Astrocytes as determinants of disease progression in inherited amyotrophic lateral sclerosis

Abstract

Dominant mutations in superoxide dismutase cause amyotrophic lateral sclerosis (ALS), an adult-onset neurodegenerative disease that is characterized by the loss of motor neurons. Using mice carrying a deletable mutant gene, diminished mutant expression in astrocytes did not affect onset, but delayed microglial activation and sharply slowed later disease progression. These findings demonstrate that mutant astrocytes are viable targets for therapies for slowing the progression of non-cell autonomous killing of motor neurons in ALS.

Figures

Figure 1. Selective Cre-mediated gene excision demonstrates mutant SOD1 action within astrocytes to be a primary determinant of later disease progression

(a,b) β-galactosidase (β–gal) activity within astrocytes in (a) whole or (b) anterior horn region of the lumbar spinal cord section of GFAP-Cre/Rosa26 reporter mice visualized with X-gal and immunostaining with GFAP antibody. (Inset) Magnified image of the boxed area in (b). Arrows indicate β–Gal/GFAP-Cre expressing astrocytes. (c, d) LoxSOD1G37R transgene levels (n=3 for each group) in (c) primary microglia or (d) astrocytes from LoxSOD1G37R/GFAP-Cre+ and LoxSOD1G37R mice using real-time PCR. (e) SOD1G37R and mouse SOD1 content determined by immunoblotting in extracts from isolated primary astrocytes of (lanes 1, 2) LoxSOD1G37R/GFAP-Cre+ and (lanes 3–5) a dilution series of a comparable extract from LoxSOD1G37R astrocytes representing 25%, 50% and 100% of the protein amounts loaded in lanes 1 and 2. Ages at which (f) early disease phase (to 10% weight loss) (p=0.76) or (g) end-stage (p<0.0001) was reached for (red) LoxSOD1G37R/GFAP-Cre+ mice and (blue) LoxSOD1G37R littermates. Mean ages ± standard deviation were provided. (h–j) Mean onset (p=0.47) (h), mean duration of early disease (p=0.35) (i) (from onset to 10% weight loss) and a later disease (p<0.0001) (j) (from 10% weight loss to end-stage) for (red) LoxSOD1G37R/GFAP-Cre+ and (blue) LoxSOD1G37R littermates. At each time point, p value was determined by unpaired t test. Error bars denote standard deviation.
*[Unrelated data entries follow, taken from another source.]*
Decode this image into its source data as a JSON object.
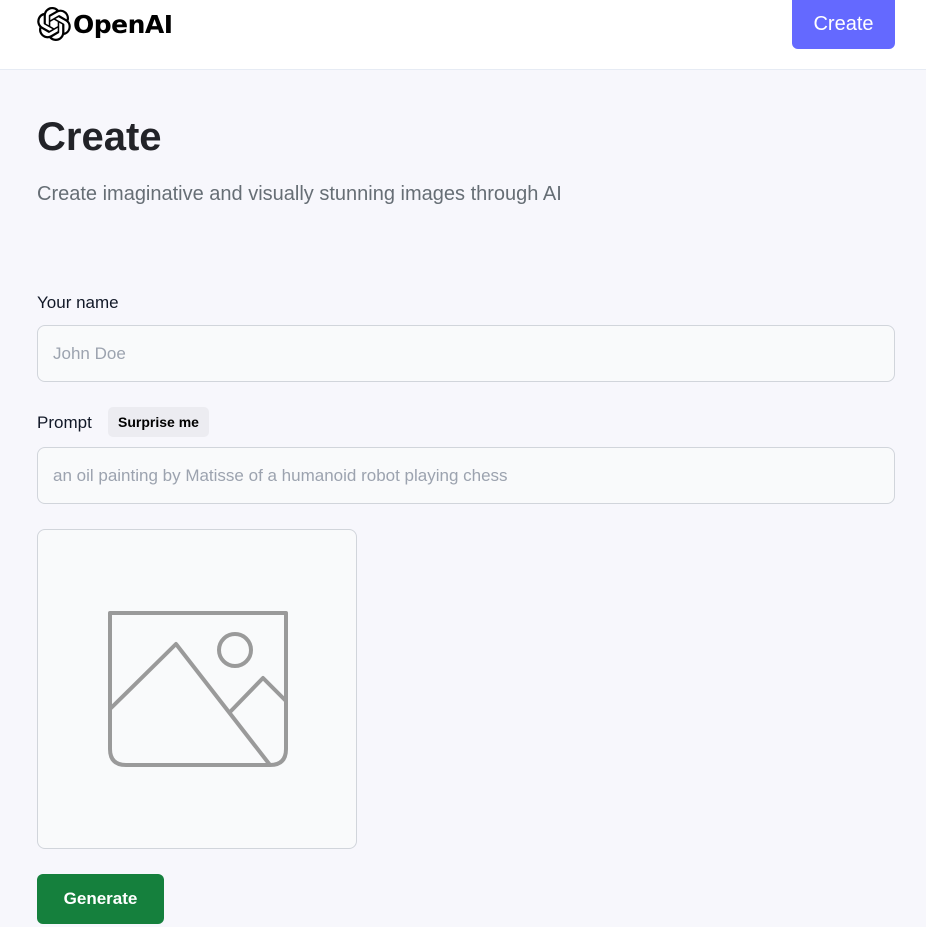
{
  "header": {
    "logo_text": "OpenAI",
    "logo_icon": "openai-logo-icon",
    "create_button_label": "Create"
  },
  "main": {
    "title": "Create",
    "subtitle": "Create imaginative and visually stunning images through AI"
  },
  "form": {
    "name_label": "Your name",
    "name_placeholder": "John Doe",
    "name_value": "",
    "prompt_label": "Prompt",
    "surprise_label": "Surprise me",
    "prompt_placeholder": "an oil painting by Matisse of a humanoid robot playing chess",
    "prompt_value": "",
    "preview_icon": "image-placeholder-icon",
    "generate_label": "Generate"
  },
  "colors": {
    "accent": "#6469ff",
    "generate": "#15803d",
    "background": "#f7f7fc",
    "title": "#222328",
    "subtitle": "#666e75"
  }
}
Figure 2. Selective downregulation of mutant SOD1 in astrocytes significantly inhibits microglial activation

(a–e) GFAP detected within astrocytes, (f–j) Mac2-positive activated microglia, and (k–o) motor neurons identified with the neurofilament antibody SMI-32 staining in the lumbar spinal cord of a LoxSOD1G37R mouse (a, f, k, p) prior to disease onset, (b, g, l, p) at disease onset, or (c, h, m, r) at early disease, together with LoxSOD1G37R/GFAP-Cre+ mice (d, i, n, s) at onset or (e, j, o, t) early disease. (p–t) Merged images.
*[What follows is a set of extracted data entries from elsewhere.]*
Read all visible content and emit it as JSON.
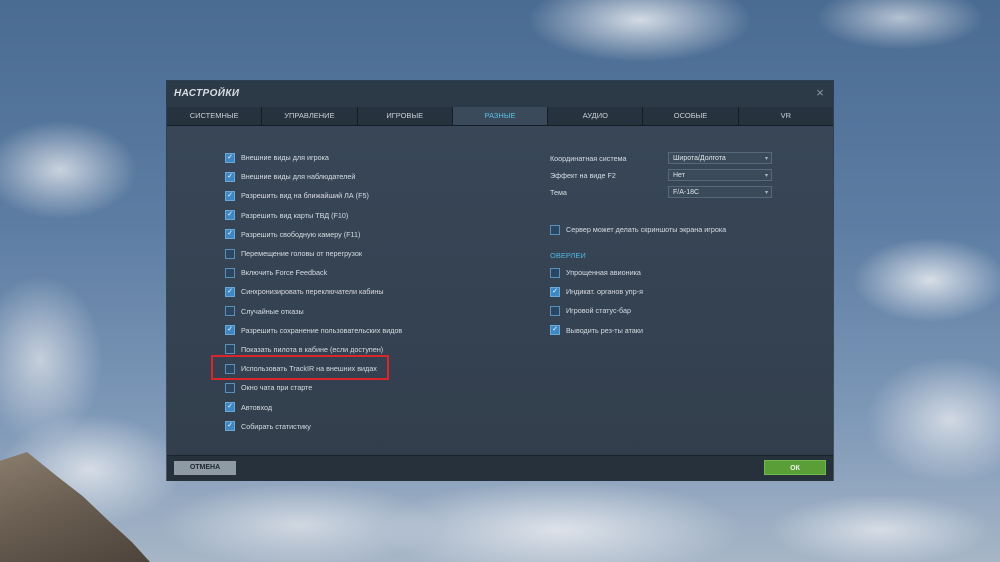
{
  "dialog": {
    "title": "НАСТРОЙКИ",
    "close_glyph": "×"
  },
  "tabs": [
    {
      "label": "СИСТЕМНЫЕ",
      "active": false
    },
    {
      "label": "УПРАВЛЕНИЕ",
      "active": false
    },
    {
      "label": "ИГРОВЫЕ",
      "active": false
    },
    {
      "label": "РАЗНЫЕ",
      "active": true
    },
    {
      "label": "АУДИО",
      "active": false
    },
    {
      "label": "ОСОБЫЕ",
      "active": false
    },
    {
      "label": "VR",
      "active": false
    }
  ],
  "left_options": [
    {
      "label": "Внешние виды для игрока",
      "checked": true
    },
    {
      "label": "Внешние виды для наблюдателей",
      "checked": true
    },
    {
      "label": "Разрешить вид на ближайший ЛА (F5)",
      "checked": true
    },
    {
      "label": "Разрешить вид карты ТВД (F10)",
      "checked": true
    },
    {
      "label": "Разрешить свободную камеру (F11)",
      "checked": true
    },
    {
      "label": "Перемещение головы от перегрузок",
      "checked": false
    },
    {
      "label": "Включить Force Feedback",
      "checked": false
    },
    {
      "label": "Синхронизировать переключатели кабины",
      "checked": true
    },
    {
      "label": "Случайные отказы",
      "checked": false
    },
    {
      "label": "Разрешить сохранение пользовательских видов",
      "checked": true
    },
    {
      "label": "Показать пилота в кабине (если доступен)",
      "checked": false
    },
    {
      "label": "Использовать TrackIR на внешних видах",
      "checked": false
    },
    {
      "label": "Окно чата при старте",
      "checked": false
    },
    {
      "label": "Автовход",
      "checked": true
    },
    {
      "label": "Собирать статистику",
      "checked": true
    }
  ],
  "selects": [
    {
      "label": "Координатная система",
      "value": "Широта/Долгота"
    },
    {
      "label": "Эффект на виде F2",
      "value": "Нет"
    },
    {
      "label": "Тема",
      "value": "F/A-18C"
    }
  ],
  "server_screenshot": {
    "label": "Сервер может делать скриншоты экрана игрока",
    "checked": false
  },
  "overlays": {
    "title": "ОВЕРЛЕИ",
    "items": [
      {
        "label": "Упрощенная авионика",
        "checked": false
      },
      {
        "label": "Индикат. органов упр-я",
        "checked": true
      },
      {
        "label": "Игровой статус-бар",
        "checked": false
      },
      {
        "label": "Выводить рез-ты атаки",
        "checked": true
      }
    ]
  },
  "footer": {
    "cancel_label": "ОТМЕНА",
    "ok_label": "ОК"
  },
  "colors": {
    "accent_tab": "#5ac0e8",
    "ok_button": "#5a9e38",
    "highlight_box": "#d8262c"
  },
  "icons": {
    "check": "✓",
    "dropdown": "▾"
  }
}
Figure 3. Mutant-expressing astrocytes enhance microglial activation and induction of iNOS

(a–f) Images of (a, d) β-galactosidase, (b, e) Mac2, and (c, f) GFAP staining from a (a–c) left and (d–f) right lumbar spinal cord section from a 12-month-old LoxSOD1G37R/GFAP-Cre+ mouse. (a, d) GFAP-Cre+ astrocytes are marked by β-galactosidase. (g) Inverted correlation between the number of Cre-positive astrocytes and Mac2-positive microglia in LoxSOD1G37R/GFAP-Cre+ mice lumbar spinal cord sections. Correlation coefficient r= −0.868 (p<0.001). (h–m) Lumbar spinal cord sections from (h–j) LoxSOD1G37R and (k–m) LoxSOD1G37R/GFAP-Cre+ mice at early disease stage immunostained with antibodies to (h, k) iNOS, (i, l) Mac2, and (j, m) GFAP. (n) Quantification of iNOS-positive cells within anterior horn from lumbar spinal cord of symptomatic LoxSOD1G37R mice. Averaged percent of iNOS+/Mac2+ (red), iNOS+/GFAP+ (blue), and iNOS+/other cell type (black) per total iNOS+ cells was plotted. (o–r) Magnified images of anterior horn from lumbar spinal cord of symptomatic LoxSOD1G37R mice stained with (o) iNOS, (p) Mac2, and (q) GFAP. (r) Merged image illustrates that iNOS positive cells are Mac2-positive microglia.